For this recipe you’ll need:

 

  • 1 1/2 cups milk
  • 1/2 vanilla bean, split and seeds scraped out or 1 teaspoon vanilla bean paste
  • 4 egg yolks
  • 1 tablespoon cornstarch
  • 1 tablespoon all-purpose flour
  • 1/3 cup granulated sugar
  • 4 tablespoons unsalted butter
  • 2 tablespoons dark rum
  • 1 Blind Baked Pie Crust 
  • 1 cup heavy cream
  • 2 tablespoons powdered sugar
  • 2 ripe bananas, sliced
    1. Combine the milk, vanilla beans and vanilla pod or vanilla bean paste in a heavy saucepan, and heat over medium heat until barely steaming.

    2. In a medium-size bowl, whisk together the yolks, cornstarch, flour and sugar.

    3. Gradually temper the warm milk into the egg mixture while whisking.

    4. Pour the custard back into the saucepan and cook over medium-low heat, whisking frequently, until the custard has thickened. Remove the vanilla pod.

    5. Transfer the custard to a bowl and whisk in the butter and rum. Cover the custard with plastic wrap directly touching the surface of the custard, and allow to chill until cold, about 2 hours.

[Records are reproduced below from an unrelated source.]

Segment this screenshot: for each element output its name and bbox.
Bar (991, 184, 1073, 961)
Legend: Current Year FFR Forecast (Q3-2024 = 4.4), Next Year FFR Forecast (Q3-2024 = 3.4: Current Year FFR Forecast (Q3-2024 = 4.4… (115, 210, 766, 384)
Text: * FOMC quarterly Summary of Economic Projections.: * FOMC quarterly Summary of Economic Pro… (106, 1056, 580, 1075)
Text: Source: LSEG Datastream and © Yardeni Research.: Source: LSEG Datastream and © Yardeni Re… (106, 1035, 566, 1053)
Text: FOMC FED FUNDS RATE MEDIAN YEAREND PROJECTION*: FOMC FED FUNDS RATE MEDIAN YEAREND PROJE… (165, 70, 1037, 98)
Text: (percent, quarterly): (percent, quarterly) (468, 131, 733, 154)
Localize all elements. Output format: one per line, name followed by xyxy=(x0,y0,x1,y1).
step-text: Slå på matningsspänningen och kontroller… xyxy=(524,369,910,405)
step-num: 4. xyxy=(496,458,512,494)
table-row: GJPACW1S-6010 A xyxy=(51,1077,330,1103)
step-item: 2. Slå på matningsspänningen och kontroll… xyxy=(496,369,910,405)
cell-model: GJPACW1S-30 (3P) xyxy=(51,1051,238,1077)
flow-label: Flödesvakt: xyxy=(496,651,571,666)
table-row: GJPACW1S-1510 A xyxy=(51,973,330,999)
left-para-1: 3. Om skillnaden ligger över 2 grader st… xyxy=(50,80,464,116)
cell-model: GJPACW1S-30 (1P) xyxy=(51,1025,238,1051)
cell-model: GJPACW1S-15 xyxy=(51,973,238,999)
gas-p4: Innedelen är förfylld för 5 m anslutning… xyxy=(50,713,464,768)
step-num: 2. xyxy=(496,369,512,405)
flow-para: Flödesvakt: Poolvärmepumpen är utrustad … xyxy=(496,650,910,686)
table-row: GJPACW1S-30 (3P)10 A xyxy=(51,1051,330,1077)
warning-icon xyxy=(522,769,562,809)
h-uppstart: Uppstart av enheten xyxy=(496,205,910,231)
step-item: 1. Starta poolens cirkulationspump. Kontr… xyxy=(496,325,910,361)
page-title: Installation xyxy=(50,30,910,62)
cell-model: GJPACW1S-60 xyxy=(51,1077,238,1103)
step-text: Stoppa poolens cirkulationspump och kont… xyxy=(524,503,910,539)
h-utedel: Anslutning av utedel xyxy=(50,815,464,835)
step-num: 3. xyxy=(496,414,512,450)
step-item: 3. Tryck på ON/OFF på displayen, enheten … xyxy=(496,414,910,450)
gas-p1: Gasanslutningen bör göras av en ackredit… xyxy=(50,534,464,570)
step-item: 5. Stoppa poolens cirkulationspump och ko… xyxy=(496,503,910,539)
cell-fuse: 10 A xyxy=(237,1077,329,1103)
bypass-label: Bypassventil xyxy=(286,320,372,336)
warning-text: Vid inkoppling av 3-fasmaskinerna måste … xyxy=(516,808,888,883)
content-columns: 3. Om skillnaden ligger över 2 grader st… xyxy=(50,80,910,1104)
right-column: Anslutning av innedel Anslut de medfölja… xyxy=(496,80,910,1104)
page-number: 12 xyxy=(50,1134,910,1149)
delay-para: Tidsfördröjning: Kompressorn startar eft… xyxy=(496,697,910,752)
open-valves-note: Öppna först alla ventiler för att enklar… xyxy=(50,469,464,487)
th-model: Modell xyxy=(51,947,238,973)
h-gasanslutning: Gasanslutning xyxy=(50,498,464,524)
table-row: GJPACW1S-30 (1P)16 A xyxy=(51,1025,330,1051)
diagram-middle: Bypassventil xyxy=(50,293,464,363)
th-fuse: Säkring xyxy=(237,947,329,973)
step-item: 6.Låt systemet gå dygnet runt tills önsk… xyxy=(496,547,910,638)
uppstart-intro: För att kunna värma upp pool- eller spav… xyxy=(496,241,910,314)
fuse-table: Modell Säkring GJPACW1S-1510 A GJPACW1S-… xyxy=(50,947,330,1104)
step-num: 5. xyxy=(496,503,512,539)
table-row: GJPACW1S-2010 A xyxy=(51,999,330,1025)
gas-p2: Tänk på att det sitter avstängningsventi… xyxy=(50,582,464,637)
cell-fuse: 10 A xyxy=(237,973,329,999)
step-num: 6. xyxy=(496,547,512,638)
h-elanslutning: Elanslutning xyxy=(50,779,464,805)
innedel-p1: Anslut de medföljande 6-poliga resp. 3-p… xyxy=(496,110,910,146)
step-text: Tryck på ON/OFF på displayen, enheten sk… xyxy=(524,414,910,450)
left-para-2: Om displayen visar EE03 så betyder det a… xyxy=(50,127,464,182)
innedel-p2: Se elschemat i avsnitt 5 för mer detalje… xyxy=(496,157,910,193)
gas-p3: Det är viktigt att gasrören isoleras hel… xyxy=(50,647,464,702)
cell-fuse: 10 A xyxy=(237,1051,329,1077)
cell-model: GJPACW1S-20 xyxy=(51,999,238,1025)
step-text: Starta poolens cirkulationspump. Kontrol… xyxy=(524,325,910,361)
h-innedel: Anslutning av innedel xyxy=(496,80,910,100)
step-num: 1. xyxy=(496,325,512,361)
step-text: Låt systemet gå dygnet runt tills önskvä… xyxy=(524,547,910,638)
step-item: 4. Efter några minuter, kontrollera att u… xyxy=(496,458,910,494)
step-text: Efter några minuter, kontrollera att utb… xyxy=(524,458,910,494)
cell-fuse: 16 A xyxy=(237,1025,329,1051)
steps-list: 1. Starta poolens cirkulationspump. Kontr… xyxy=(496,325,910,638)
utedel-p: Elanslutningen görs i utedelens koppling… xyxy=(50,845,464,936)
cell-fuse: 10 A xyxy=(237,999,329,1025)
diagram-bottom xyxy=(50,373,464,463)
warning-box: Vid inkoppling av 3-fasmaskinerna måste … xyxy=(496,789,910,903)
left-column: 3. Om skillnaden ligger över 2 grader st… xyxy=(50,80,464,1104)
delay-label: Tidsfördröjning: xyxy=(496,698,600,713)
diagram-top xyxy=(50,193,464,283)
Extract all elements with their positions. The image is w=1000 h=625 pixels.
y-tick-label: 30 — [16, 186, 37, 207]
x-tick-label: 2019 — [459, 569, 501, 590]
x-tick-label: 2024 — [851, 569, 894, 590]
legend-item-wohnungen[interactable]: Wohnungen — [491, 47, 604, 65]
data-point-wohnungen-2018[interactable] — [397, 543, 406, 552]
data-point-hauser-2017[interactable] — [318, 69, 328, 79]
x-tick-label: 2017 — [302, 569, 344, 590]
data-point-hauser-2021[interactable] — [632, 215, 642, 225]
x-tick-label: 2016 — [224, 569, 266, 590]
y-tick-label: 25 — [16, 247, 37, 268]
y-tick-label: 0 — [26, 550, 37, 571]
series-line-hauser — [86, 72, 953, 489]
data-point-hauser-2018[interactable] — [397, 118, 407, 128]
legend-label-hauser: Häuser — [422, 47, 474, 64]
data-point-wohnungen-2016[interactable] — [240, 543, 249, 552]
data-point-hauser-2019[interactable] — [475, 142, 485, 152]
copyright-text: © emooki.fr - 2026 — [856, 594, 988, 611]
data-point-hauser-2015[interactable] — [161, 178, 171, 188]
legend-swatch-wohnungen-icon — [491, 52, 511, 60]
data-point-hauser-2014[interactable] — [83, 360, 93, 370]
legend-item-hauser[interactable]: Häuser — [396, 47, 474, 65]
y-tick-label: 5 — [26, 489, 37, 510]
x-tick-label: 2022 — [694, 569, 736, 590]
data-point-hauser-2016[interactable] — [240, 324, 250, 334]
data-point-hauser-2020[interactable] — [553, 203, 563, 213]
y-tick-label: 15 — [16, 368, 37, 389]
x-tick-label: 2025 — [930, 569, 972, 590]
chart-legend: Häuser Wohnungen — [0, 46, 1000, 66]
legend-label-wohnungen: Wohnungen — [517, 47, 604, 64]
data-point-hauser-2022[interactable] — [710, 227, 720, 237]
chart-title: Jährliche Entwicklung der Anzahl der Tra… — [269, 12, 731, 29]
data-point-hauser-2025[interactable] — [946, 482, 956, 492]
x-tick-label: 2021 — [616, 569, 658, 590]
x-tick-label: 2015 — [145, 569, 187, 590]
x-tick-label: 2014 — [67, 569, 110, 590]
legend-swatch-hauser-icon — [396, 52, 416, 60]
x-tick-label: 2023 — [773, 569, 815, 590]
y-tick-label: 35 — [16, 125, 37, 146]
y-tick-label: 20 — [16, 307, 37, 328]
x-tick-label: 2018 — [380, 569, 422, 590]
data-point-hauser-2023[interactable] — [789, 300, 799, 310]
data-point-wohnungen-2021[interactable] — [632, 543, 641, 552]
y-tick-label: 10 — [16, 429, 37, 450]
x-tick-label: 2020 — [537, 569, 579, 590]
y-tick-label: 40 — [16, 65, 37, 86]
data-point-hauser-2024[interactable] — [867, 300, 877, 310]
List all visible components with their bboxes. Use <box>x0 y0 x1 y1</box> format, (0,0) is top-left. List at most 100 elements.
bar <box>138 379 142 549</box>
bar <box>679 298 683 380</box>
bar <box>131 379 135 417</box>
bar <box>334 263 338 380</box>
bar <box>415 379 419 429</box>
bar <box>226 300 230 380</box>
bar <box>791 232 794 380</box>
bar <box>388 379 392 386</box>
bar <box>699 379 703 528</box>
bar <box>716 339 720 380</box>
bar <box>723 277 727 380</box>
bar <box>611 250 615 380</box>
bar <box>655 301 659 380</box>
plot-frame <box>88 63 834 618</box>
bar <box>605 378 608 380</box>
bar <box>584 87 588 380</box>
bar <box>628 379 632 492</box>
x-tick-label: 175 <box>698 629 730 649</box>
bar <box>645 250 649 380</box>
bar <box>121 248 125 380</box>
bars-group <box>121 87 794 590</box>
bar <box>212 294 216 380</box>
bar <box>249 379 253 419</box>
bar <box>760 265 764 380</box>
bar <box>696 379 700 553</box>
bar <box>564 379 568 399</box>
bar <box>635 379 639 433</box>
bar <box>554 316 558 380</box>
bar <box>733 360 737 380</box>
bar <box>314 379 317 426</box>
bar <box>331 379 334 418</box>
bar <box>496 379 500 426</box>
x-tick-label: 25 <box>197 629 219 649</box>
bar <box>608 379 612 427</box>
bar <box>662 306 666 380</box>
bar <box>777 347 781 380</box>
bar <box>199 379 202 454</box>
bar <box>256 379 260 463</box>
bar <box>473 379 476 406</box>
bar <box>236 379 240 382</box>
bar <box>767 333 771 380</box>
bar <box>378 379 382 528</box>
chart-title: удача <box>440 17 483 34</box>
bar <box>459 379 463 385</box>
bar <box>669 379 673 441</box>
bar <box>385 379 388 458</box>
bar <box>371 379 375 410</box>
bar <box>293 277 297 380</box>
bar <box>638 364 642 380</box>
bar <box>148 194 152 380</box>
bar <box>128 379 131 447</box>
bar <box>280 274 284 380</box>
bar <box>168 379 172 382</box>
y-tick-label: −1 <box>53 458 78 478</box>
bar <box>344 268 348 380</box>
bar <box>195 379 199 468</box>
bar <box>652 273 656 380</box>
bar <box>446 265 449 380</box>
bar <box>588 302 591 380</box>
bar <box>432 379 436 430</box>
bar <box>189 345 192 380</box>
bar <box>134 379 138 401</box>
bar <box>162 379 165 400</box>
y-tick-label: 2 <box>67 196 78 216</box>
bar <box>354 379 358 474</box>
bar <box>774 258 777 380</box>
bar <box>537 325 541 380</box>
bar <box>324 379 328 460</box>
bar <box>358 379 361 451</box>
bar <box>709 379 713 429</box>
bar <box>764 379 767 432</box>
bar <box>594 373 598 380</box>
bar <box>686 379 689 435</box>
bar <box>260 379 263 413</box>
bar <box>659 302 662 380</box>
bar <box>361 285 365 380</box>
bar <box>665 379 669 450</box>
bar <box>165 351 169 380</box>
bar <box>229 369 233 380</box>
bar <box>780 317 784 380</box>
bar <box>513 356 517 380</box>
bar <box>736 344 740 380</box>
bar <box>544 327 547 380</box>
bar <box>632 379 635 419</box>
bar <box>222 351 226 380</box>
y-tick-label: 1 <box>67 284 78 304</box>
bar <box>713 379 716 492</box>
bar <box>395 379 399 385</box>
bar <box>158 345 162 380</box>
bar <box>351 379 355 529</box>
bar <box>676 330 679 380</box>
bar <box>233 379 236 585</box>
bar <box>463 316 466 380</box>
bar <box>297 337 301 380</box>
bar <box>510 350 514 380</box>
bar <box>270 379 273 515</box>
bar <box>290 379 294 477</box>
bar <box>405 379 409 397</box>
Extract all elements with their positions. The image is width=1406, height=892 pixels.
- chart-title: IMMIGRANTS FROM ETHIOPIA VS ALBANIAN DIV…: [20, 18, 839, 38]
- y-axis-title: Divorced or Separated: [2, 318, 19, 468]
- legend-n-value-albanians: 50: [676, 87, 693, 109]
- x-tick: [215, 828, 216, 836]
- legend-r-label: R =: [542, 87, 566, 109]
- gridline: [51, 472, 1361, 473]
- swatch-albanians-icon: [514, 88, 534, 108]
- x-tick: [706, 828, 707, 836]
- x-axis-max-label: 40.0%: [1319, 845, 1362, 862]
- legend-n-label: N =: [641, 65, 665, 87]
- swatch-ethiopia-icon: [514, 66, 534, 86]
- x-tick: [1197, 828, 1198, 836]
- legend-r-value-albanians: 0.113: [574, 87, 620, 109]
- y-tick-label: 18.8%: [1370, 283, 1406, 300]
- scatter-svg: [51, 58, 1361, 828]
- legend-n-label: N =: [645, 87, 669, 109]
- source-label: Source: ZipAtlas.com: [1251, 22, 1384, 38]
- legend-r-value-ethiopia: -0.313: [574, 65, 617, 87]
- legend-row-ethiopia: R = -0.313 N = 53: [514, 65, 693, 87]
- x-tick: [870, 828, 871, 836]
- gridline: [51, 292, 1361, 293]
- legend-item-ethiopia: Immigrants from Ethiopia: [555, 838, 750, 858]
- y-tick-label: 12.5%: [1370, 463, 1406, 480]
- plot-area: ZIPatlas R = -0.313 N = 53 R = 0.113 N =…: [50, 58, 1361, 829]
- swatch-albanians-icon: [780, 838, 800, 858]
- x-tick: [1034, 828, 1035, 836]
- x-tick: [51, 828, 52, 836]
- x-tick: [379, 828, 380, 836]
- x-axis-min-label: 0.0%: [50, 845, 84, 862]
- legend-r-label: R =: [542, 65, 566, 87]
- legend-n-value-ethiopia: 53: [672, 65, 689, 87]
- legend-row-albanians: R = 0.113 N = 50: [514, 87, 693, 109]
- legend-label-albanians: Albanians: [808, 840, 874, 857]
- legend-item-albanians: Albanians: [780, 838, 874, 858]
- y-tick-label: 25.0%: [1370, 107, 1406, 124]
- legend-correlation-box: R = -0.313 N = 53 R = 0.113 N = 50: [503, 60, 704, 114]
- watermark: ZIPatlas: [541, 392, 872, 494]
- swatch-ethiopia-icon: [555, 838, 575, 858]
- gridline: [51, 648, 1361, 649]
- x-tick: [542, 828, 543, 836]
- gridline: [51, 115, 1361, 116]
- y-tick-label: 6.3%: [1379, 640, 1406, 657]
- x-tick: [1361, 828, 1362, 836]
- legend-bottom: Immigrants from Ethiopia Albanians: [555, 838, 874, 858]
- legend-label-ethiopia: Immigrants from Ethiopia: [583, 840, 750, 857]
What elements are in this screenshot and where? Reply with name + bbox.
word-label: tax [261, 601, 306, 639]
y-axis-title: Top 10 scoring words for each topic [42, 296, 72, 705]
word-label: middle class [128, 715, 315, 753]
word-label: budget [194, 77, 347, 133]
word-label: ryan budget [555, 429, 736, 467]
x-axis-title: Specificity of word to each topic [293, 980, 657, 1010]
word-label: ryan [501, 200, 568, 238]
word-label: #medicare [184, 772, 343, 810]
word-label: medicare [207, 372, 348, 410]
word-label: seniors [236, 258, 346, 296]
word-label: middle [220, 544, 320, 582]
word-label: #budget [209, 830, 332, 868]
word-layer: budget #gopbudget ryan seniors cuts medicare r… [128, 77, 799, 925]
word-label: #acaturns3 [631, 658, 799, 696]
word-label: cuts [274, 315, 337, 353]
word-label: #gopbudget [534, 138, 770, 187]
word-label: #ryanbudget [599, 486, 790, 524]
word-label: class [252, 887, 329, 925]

    6. In a large bowl, measure together the heavy cream and powdered sugar. Using a large whisk or an electric mixer, whip the cream to medium peaks.

    7. To assemble the pie, layer the banana slices on the bottom of the Blind Baked Crust. Evenly top with the chilled custard. Dollop the whipped cream on top, and serve.